Wang, H, Yao, G, Chen, X, Ouyang, J, Yang, J
Diabetes research and clinical practice. 2019;:107867
Abstract
AIM: To evaluate the efficacy, safety and cost-effectiveness of ipragliflozin as an add-on therapy in patients with type 2 diabetes mellitus (T2DM). METHODS PubMed, EMBASE, the Cochrane Library, Web of Science and four Chinese databases, as well as the ClinicalTrials.gov website were searched from their inception through Jan 2019. Methodological quality was assessed using the Cochrane risk of bias, and meta-analysis was performed using RevMan5.3. RESULTS A total of 11 randomized controlled trials with 1766 patients were included. Ipragliflozin administered (50 mg) once daily as an add-on therapy to other glucose-lowering medications (metformin, pioglitazone, sulfonylurea, α-glucosidase inhibitor, sitagliptin, insulin) was associated with reductions in hemoglobin A1c (HbA1c) of -0.74% (95% confidence interval (CI) -1.00 to -0.48), fasting plasma glucose (WMD -25.03 mg/dL; 95% CI -32.89 to -17.16), weight, waist circumference, blood pressure, and triglycerides levels. Neither the incidence of treatment-emergent adverse events (TEAEs) (RR 1.08; 95% CI 1.00 to 1.16) nor drug-related TEAEs (RR 1.19; 95% CI 0.93 to 1.54) was significantly increased. However, it was associated with an increased risk of hypoglycemia when added to insulin (RR 1.71; 95% CI 1.13 to 2.61).
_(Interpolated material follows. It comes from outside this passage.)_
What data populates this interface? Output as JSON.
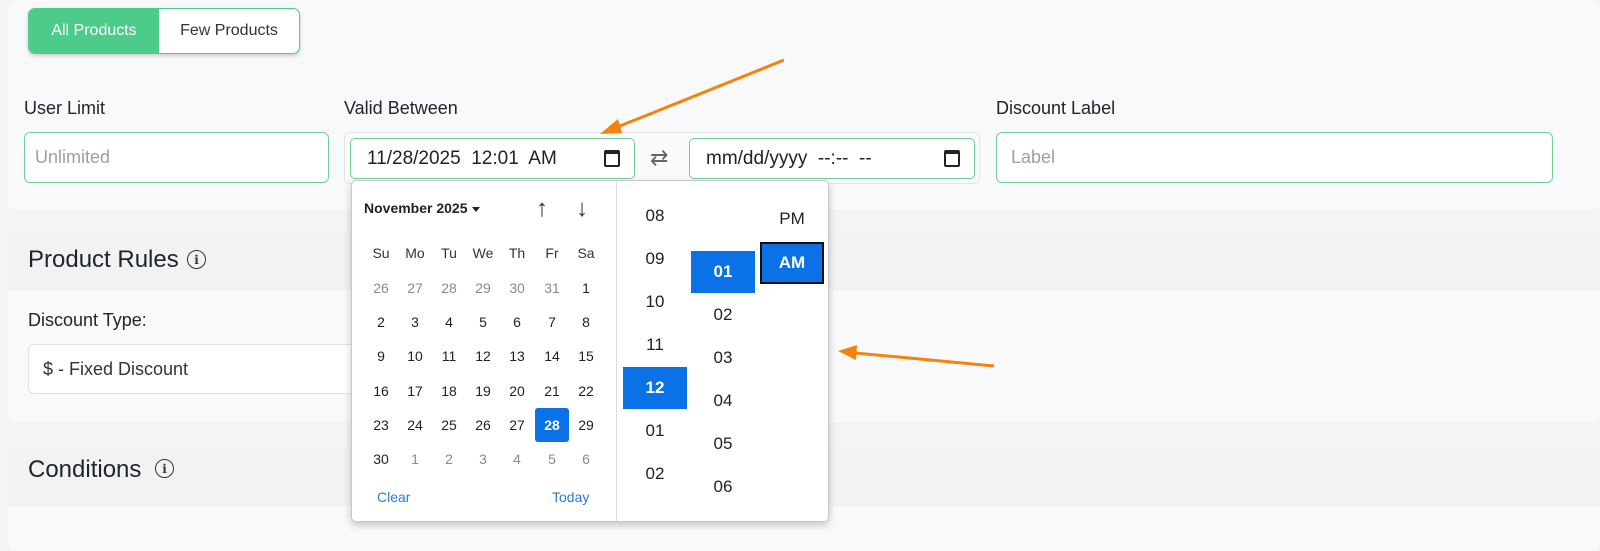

Compared with the pioglitazone group and the sitagliptin + metformin group, the incremental cost-effectiveness ratio of ipragliflozin add-on therapy group was $4976.89, $2089.76 per percentage of qualified HbA1c, respectively. CONCLUSION Ipragliflozin as an add-on therapy is well tolerated and effective. Ipragliflozin as an add-on therapy do not appear cost-effective compared with metformin alone, but may be competitive against pioglitazone group and the sitagliptin + metformin group.